How then do you measure productivity? Merely on the number or volume of goods and services produced or on the all-in cost, including labor, other overhead, etc., of the gjoods and services produced?

"The cost of trade with foreign competitors?" By this, are you asserting that the cost shipping, particularly in bulk and across oceans, is now lower than ever? Trade barriers lower than ever? Elaborate a bit, if you would, please.
 
I don't think we are loosing competitiveness in the sense that we are no longer as productive as 3rd world workers. Free trade, better transportation systems, and better communication systems now facilitate trade with foreign countries that in the past would not have been economically or logistically feasable.

IMO, a part of the persistent non-crude oil portion of the chronic U.S. trade deficit does, in fact, reflect an emergent competitiveness issue, even if it is not politically correct to mention that problem. With respect to the labor issue you raised, two quick points:

1. Developing world workers don't have to be as productive (in terms of their output) as U.S. workers to allow for a comparative advantage in labor for the developing world. Costs matter.

Take the following hypothetical illustration:

Developing world workers:
Cost (wages, benefits, etc.): $0.80 per unit (completely variable for simplicity)
Production capability: 75 units per hour

U.S. workers:
Cost (wages, benefits, etc.): $1.00 per unit (completely variable for simplicity)
Production capability: 100 units per hour

Setting everything else equal, let's say a company needs to produce 300 units per hour. If it hires 3 American workers, its labor cost would come to $300 per hour. However, if it outsources the work to four developing world workers, its labor cost would come to $240 per hour. Hence, even as each American worker can outproduce his/her developing world counterpart, cost differentials still provide a comparative advantage in labor for the developing world. Of course, that's a highly simple illustration. But the reality is that the skills/productivity gap between U.S. and developing world workers has not been closing so much more slowly than the wages gap, at least for now, that the comparative advantages have been disappearing. In fact, the reverse has been true in numerous sectors, including various high tech fields.

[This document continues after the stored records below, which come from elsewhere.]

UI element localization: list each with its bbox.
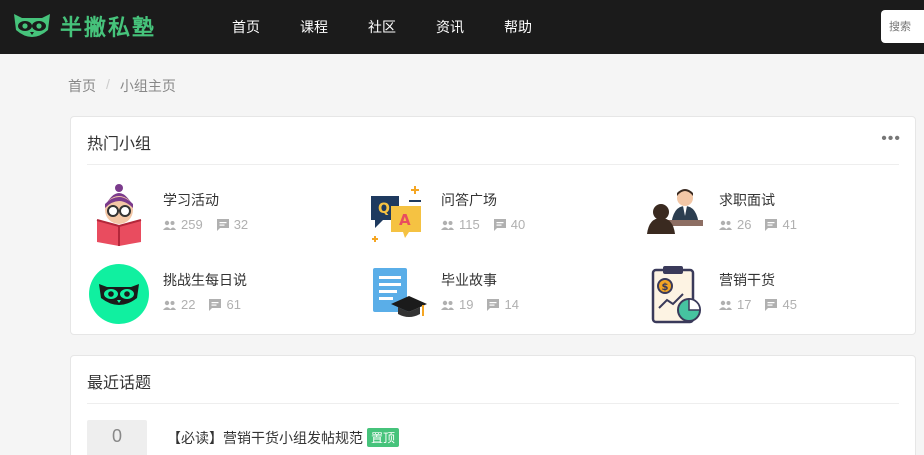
group-name: 挑战生每日说 (163, 272, 247, 288)
nav-help[interactable]: 帮助 (484, 0, 552, 54)
post-count: 45 (782, 297, 797, 312)
breadcrumb-separator: / (106, 76, 110, 92)
nav-community[interactable]: 社区 (348, 0, 416, 54)
group-name: 毕业故事 (441, 272, 497, 288)
svg-text:Q: Q (378, 201, 390, 217)
post-count: 32 (233, 217, 249, 232)
student-reading-icon (96, 184, 142, 246)
group-name: 营销干货 (719, 272, 775, 288)
group-stats: 19 14 (441, 297, 533, 312)
member-count: 17 (737, 297, 752, 312)
panel-header: 热门小组 ••• (87, 117, 901, 165)
nav-news[interactable]: 资讯 (416, 0, 484, 54)
member-count: 26 (737, 217, 752, 232)
recent-topics-panel: 最近话题 0 【必读】营销干货小组发帖规范 置顶 (70, 355, 916, 455)
topic-row: 0 【必读】营销干货小组发帖规范 置顶 (87, 420, 887, 455)
comment-icon (765, 218, 778, 231)
svg-text:A: A (399, 211, 411, 229)
top-navbar: 半撇私塾 首页 课程 社区 资讯 帮助 (0, 0, 924, 54)
brand-name: 半撇私塾 (60, 16, 157, 41)
panel-title: 热门小组 (87, 136, 152, 153)
search-input[interactable] (881, 10, 924, 43)
graduation-doc-icon (373, 268, 427, 317)
group-stats: 115 40 (441, 217, 539, 232)
group-item-qa[interactable]: Q A 问答广场 115 40 (365, 182, 635, 246)
owl-logo-icon (14, 14, 50, 37)
group-item-challenge[interactable]: 挑战生每日说 22 61 (87, 262, 357, 326)
svg-text:$: $ (662, 282, 669, 293)
comment-icon (487, 298, 500, 311)
interview-icon (647, 189, 703, 234)
nav-courses[interactable]: 课程 (280, 0, 348, 54)
group-name: 问答广场 (441, 192, 497, 208)
comment-icon (216, 218, 229, 231)
hot-groups-panel: 热门小组 ••• 学习活动 259 32 Q A 问答广场 115 40 求职面… (70, 116, 916, 335)
panel-title: 最近话题 (87, 375, 152, 392)
marketing-clipboard-icon: $ (651, 266, 701, 324)
member-count: 22 (181, 297, 196, 312)
group-stats: 26 41 (719, 217, 811, 232)
comment-icon (493, 218, 506, 231)
members-icon (441, 220, 454, 230)
members-icon (719, 300, 732, 310)
pinned-badge: 置顶 (367, 428, 400, 447)
group-item-interview[interactable]: 求职面试 26 41 (643, 182, 913, 246)
group-name: 学习活动 (163, 192, 219, 208)
more-icon[interactable]: ••• (881, 131, 901, 147)
vote-count: 0 (87, 420, 147, 455)
post-count: 61 (226, 297, 241, 312)
owl-logo-icon (89, 264, 149, 324)
group-name: 求职面试 (719, 192, 775, 208)
member-count: 115 (459, 217, 480, 232)
members-icon (719, 220, 732, 230)
breadcrumb-current: 小组主页 (119, 78, 176, 94)
nav-home[interactable]: 首页 (212, 0, 280, 54)
topic-title-link[interactable]: 【必读】营销干货小组发帖规范 置顶 (167, 428, 400, 448)
group-item-marketing[interactable]: $ 营销干货 17 45 (643, 262, 913, 326)
panel-header: 最近话题 (87, 356, 899, 404)
comment-icon (209, 298, 222, 311)
breadcrumb: 首页 / 小组主页 (68, 76, 176, 96)
group-stats: 17 45 (719, 297, 811, 312)
members-icon (163, 300, 176, 310)
post-count: 40 (510, 217, 526, 232)
comment-icon (765, 298, 778, 311)
member-count: 259 (181, 217, 203, 232)
group-item-graduation[interactable]: 毕业故事 19 14 (365, 262, 635, 326)
group-stats: 259 32 (163, 217, 262, 232)
qa-bubbles-icon: Q A (371, 186, 421, 242)
breadcrumb-home[interactable]: 首页 (68, 76, 96, 96)
member-count: 19 (459, 297, 474, 312)
topic-title: 【必读】营销干货小组发帖规范 (167, 430, 363, 446)
members-icon (441, 300, 454, 310)
group-stats: 22 61 (163, 297, 255, 312)
post-count: 41 (782, 217, 797, 232)
brand-logo[interactable]: 半撇私塾 (12, 10, 156, 42)
members-icon (163, 220, 176, 230)
post-count: 14 (504, 297, 519, 312)
main-nav: 首页 课程 社区 资讯 帮助 (212, 0, 552, 54)
group-item-study[interactable]: 学习活动 259 32 (87, 182, 357, 246)
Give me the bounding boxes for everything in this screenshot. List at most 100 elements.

2. Globalization has lifted barriers that would have precluded the ability of companies to leverage far-flung comparative advantages in the past e.g., wiped out the savings due to formidable shipping costs. Knowledge is transmitted more rapidly. Shipping is much less costly than it was in the past. Hot spots of innovation have developed or are developing in many locations outside the U.S.

In the end, while it might be comforting for political leaders to assert that 'given a level playing field, in other words 'fairness,' U.S. workers can outcompete any worker anywhere,' that simply is not true in many industries. Cost disparities exist that overwhelm any output advantages that U.S. workers might enjoy in those industries. Just as firms have different cost structures, so do countries. Those differences are the result of many factors. They are not a proxy for unfairness.

In the longer-run, the U.S. faces additional threats to its competitiveness from declining educational attainment relative to that of students in many trading partners (and current short-sighted budget policies that treat a dollar saved in education costs as equal to a dollar saved from any other program, even as education has long-term benefits that such thinking ignores, will likely strengthen that unfavorable trend), reduce the long-term, a relative savings dearth, R&D spending that is not growing as fast as that in a number of major trading partners, an aging population, high domestic non-financial debt, etc.